In accordance with Management Plan recommendations, Fir Tree Pond has recently been de-silted and weed removed over about half its area. Having first been allowed to drain back into the pond, the weed and silt was used to construct a refuge in a sunny corner of the site. Logwood and brush were incorporated into the mound to create chambers and spaces within the refuge, as well as providing food and shelter for invertebrates that will in turn provide a food source for the amphibians.
This important breeding pond has always attracted early attention because of its sheltered and sunny position which allows water temperature to rise swiftly in the spring. In recent years, however, the holly scrub to the south of the pond has grown high enough to start to shade it. I therefore plan to cut the holly in question down to around six feet in height, which will not only allow light back onto the pond but also should cause the holly to sprout from the base, acting as a much improved barrier against road noise.
Work has been carried out once again to repair the surface of Fir Tree car park. This time we concentrated on the entrance, where the existing tarmac was crumbling badly. A section on either side of the granite sets was cut out back to sound material, and new tarmac installed. As ever, we will be recovering fifteen percent of the costs of these repairs from the cricket club.
We have now started to cut back the overgrown edges of some of our surfaced paths, as well as clearing leaves from our drainage ditches. Many of the ditches are in need of re-digging now. We excavated the Racecourse ditch between Major Yorks Road and Hungershall Park last year and we plan to re-dig the section from Major Yorks Road to the end of Royal Victoria Grove this winter.
As ever, a number of our anti-parking posts have required replacement, particularly along the Racecourse.
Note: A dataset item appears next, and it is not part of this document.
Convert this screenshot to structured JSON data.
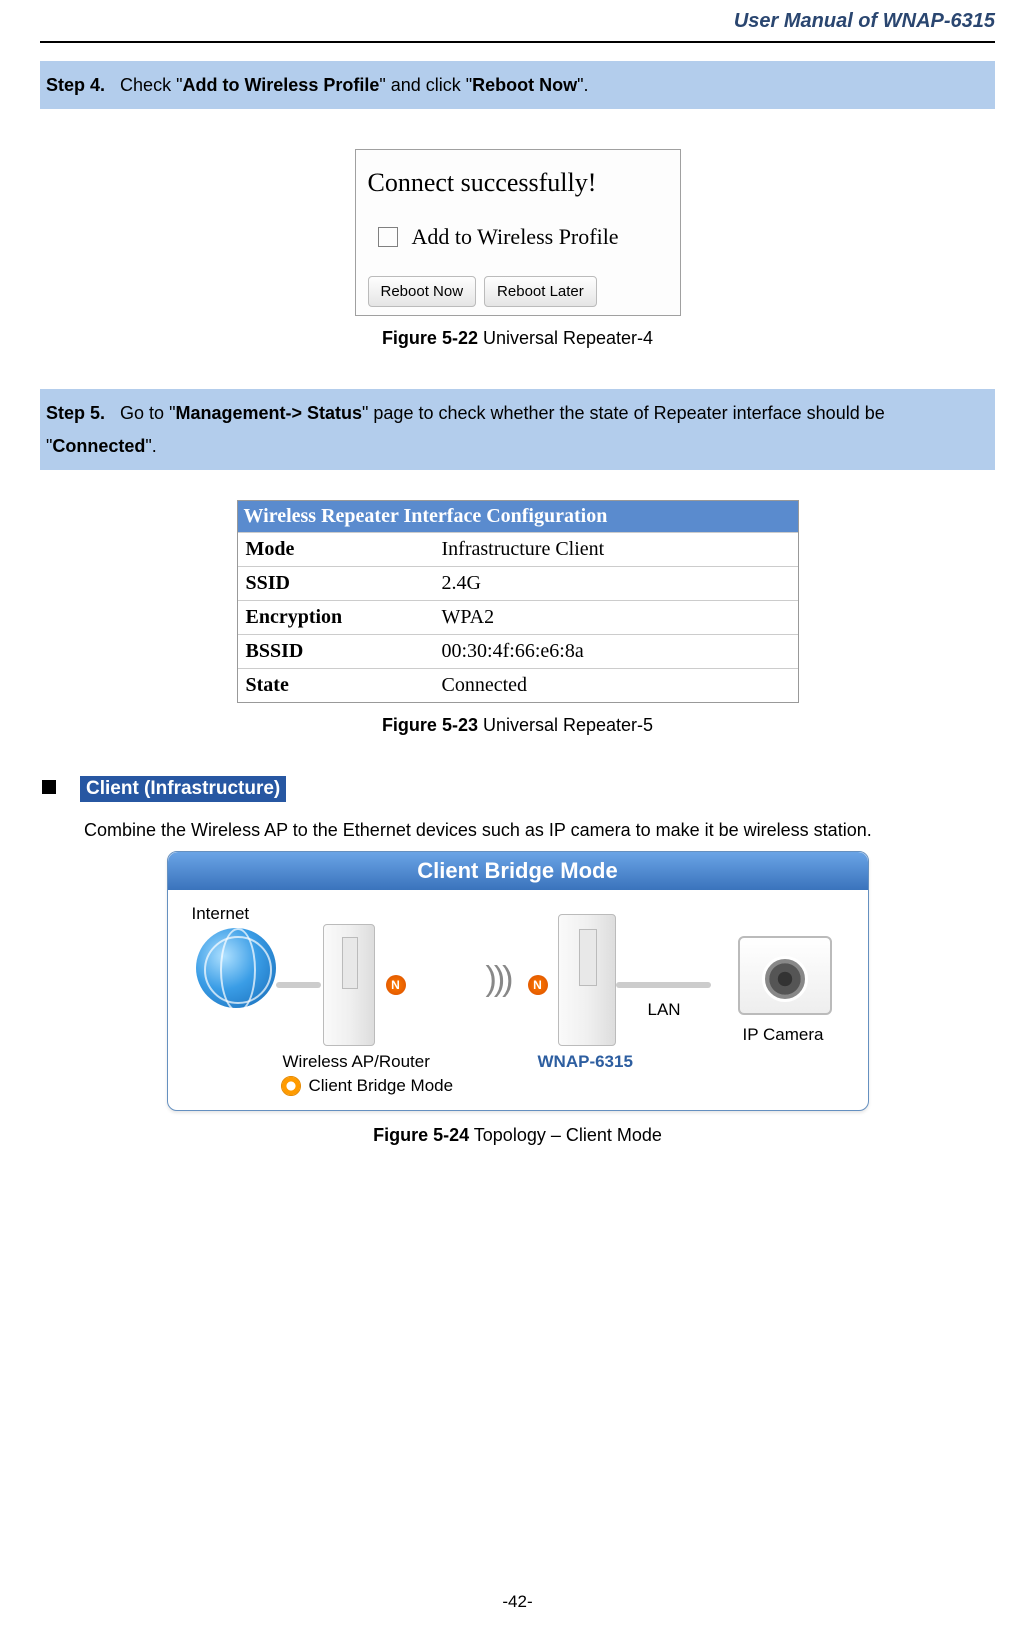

In the past year we have installed new posts on Bretland Road and Lower Green Road to prevent continued erosion of the verges. I hope to be able to do the same at the end of Apsley Street this winter to prevent similar damage occurring there. At the time of writing, KCC Highways are installing wooden edging to prevent further erosion along another black spot, Edgcumbe Road.
After much frustrating delay, the new information panels being provided by the Friends are about to be installed on both Commons and should be in place by the time of the meeting. This will be the culmination of a great deal of effort by quite a number of people, most especially the previous Chair of the Friends, John Barber. These panels will be a valuable asset to visitors and residents alike, especially in conjunction with the extremely popular maps that the Friends produced two years ago.